Le film commence à peine qu’une scène met déjà dans l’ambiance, augure des hostilités à venir : une statue imposante est maladroitement retirée de son piédestal puis finit par s’écraser au sol, la tête arrachée. On n’en saisit pas d’emblée la possible finalité (tout en savourant sa précision comique), et on réalisera plus tard que Christian, héros maso malgré lui de The square, est cette statue. Conservateur d’un musée d’art contemporain et alors qu’il se prépare à lancer une exposition autour d’une nouvelle installation artistique (un carré lumineux dans la cour du musée), celui-ci va voir son quotidien de petit bourgeois à l’aise avec son époque chamboulé par une série d’incidents divers. Que ce soit sur le plan professionnel, intime ou familial, ça s’emballe, tout dérape et rien ne va plus.
Ruben Östlund reprend finalement les même motifs que dans Snow therapy, poussés cette fois à leur paroxysme : un homme face au délitement de sa réalité suite à un élément déclencheur (une avalanche ou un vol de téléphone et de portefeuille), puis allant de vexations en échecs et d’échecs en contretemps (jusqu’à la chute, inéluctable), et la critique acerbe de nos sociétés d’aujourd’hui pétries de confort individualiste et de mélasse technologique. On pourra également trouver une sorte de ressemblance entre Christian et Tomas (le mari couard de Snow therapy), brun, pas mal, la quarantaine élégante, trop sûr de lui, précieux ridicule et avec ce quelque chose de fat dans le sourire.
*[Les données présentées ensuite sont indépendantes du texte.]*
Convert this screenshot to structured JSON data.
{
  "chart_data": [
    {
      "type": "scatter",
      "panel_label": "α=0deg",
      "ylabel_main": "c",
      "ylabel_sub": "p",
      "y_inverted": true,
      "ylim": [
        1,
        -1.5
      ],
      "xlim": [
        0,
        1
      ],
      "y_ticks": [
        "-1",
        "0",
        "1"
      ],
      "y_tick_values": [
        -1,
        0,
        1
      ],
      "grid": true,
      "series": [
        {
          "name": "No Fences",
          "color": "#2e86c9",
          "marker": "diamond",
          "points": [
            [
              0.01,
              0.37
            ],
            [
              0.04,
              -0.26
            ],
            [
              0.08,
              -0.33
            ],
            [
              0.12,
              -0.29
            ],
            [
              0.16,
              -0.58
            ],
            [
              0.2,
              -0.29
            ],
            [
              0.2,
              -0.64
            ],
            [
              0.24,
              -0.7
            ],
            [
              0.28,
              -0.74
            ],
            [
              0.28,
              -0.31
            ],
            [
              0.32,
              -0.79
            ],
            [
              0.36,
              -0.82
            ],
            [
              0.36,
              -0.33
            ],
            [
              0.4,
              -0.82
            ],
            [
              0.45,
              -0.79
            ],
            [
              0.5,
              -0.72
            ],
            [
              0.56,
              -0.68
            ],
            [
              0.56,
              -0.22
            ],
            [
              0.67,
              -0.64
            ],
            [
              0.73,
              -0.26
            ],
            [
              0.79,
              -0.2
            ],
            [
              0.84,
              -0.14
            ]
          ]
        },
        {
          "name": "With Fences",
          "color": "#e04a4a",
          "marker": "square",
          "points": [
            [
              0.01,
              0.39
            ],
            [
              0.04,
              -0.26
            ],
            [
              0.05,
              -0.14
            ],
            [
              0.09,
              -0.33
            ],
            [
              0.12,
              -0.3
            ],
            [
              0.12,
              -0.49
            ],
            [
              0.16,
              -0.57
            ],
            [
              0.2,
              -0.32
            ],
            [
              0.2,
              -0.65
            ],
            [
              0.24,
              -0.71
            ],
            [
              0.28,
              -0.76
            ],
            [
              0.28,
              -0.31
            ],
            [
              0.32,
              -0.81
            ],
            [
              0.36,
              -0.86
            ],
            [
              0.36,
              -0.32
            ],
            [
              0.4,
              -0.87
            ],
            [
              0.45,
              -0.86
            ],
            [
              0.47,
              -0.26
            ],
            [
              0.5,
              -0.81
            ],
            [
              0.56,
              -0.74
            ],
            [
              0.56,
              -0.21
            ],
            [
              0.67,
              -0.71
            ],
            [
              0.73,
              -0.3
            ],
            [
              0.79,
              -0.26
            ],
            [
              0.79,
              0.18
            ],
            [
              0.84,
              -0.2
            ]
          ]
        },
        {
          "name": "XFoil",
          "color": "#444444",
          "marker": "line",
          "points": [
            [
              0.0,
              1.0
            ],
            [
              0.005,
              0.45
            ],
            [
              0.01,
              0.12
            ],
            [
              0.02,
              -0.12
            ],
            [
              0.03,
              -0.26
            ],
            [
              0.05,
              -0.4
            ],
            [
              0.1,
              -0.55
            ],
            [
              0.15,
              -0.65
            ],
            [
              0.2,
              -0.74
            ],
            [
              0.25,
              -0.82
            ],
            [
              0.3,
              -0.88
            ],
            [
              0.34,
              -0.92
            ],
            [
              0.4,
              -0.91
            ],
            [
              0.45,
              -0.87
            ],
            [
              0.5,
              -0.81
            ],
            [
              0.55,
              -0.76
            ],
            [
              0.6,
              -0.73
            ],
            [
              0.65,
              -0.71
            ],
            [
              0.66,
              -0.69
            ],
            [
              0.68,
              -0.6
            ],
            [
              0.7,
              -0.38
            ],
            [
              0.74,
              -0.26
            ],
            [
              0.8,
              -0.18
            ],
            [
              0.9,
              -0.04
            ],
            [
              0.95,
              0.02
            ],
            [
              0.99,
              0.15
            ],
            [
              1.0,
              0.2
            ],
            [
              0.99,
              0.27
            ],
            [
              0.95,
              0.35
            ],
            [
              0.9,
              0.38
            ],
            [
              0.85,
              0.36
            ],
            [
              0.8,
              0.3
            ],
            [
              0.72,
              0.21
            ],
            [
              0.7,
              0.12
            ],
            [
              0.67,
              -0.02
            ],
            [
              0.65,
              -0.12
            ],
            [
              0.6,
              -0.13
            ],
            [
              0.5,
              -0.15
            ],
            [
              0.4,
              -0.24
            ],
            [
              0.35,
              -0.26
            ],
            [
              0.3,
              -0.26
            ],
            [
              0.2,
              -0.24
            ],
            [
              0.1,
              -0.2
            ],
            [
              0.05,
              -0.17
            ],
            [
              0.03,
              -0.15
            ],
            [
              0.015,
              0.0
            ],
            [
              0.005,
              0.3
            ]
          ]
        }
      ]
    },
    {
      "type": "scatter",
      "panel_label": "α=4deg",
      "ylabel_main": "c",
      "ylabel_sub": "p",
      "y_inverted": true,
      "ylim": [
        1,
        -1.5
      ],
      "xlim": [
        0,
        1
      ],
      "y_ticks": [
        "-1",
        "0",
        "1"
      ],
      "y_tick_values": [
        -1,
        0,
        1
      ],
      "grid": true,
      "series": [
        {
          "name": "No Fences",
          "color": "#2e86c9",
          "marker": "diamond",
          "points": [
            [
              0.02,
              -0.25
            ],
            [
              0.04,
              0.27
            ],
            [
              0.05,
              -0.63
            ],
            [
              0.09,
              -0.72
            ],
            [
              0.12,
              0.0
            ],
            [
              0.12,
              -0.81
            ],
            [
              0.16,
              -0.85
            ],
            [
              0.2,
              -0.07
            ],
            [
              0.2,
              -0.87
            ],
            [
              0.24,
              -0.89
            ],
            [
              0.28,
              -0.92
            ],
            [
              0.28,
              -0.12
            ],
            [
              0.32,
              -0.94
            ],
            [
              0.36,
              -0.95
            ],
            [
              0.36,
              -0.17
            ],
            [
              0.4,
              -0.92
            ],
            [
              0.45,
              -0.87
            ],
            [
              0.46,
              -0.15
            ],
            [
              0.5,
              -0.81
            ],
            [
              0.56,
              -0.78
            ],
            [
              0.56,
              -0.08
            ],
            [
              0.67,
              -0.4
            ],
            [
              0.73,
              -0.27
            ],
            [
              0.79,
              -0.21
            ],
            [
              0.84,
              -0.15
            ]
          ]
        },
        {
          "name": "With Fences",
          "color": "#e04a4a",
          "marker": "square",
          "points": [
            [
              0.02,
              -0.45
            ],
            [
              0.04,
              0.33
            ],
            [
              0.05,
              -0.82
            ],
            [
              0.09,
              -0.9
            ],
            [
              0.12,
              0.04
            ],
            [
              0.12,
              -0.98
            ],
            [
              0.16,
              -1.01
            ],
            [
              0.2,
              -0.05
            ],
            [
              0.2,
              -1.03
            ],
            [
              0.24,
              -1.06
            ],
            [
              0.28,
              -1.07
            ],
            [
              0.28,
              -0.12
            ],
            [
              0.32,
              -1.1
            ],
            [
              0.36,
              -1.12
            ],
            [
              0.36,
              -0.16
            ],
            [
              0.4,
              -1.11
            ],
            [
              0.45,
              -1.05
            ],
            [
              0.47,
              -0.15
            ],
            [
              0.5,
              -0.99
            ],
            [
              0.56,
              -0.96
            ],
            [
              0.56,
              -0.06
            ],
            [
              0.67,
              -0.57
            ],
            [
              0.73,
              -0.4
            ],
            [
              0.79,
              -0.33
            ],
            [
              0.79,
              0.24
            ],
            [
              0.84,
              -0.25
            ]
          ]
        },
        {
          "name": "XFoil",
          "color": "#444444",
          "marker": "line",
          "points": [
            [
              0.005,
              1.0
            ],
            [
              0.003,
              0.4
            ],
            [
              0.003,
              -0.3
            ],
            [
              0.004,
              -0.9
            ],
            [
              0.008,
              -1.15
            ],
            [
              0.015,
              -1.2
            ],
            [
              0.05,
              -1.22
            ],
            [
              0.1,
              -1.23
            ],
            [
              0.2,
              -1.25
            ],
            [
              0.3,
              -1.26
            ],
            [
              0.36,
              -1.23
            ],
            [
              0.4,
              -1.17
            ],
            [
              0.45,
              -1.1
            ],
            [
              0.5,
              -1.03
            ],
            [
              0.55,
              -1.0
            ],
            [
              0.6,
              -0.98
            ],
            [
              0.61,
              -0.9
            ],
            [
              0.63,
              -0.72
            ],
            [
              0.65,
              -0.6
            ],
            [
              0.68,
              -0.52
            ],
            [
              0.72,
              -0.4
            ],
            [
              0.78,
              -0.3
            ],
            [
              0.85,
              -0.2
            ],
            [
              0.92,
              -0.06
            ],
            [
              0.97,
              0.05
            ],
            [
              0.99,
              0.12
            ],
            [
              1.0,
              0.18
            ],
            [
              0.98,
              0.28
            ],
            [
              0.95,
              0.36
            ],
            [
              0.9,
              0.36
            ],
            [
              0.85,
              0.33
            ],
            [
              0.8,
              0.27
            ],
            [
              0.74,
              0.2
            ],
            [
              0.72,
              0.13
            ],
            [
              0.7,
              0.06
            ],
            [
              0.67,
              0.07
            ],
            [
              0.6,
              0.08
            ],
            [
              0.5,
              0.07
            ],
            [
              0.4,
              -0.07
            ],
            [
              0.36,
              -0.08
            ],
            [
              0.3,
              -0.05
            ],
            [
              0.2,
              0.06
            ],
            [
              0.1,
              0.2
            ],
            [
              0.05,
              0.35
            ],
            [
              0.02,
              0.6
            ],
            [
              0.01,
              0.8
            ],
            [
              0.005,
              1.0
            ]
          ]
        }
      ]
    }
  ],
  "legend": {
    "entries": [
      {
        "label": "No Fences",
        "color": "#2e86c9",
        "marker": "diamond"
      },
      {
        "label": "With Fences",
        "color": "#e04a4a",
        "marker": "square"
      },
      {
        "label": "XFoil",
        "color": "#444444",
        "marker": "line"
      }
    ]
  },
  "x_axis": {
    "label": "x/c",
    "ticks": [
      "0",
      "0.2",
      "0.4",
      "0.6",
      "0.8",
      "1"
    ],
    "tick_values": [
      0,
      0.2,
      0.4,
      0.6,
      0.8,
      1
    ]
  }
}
Östlund sait manier le décalage, l’humour à froid et l’ironie chic qu’il met ici au service d’une satire sur l’art contemporain (concepts prétentieux, écrits nébuleux et marketing foireux consistant à vendre l’art comme un statut Facebook ou un buzz sur YouTube…) et les limites de nos libertés d’expression, sur nos compromissions et nos hypocrisies, nos belles indifférences et notre philanthropie à effusion variable. Ça fait beaucoup, quand même, et c’est sans doute là que le bât blesse : Östlund s’entend à parler de trop de choses. De fait, The square donne davantage l’impression de compiler les saynètes mi-aigres mi-narquoises (là sur une embrouille autour d’un préservatif, ici sur les mendiants, ailleurs sur l’interview d’un artiste perturbée par un flot d’injures…) que de tendre vers un tout. Avec une demi-heure en moins, c’était sans doute un sans faute.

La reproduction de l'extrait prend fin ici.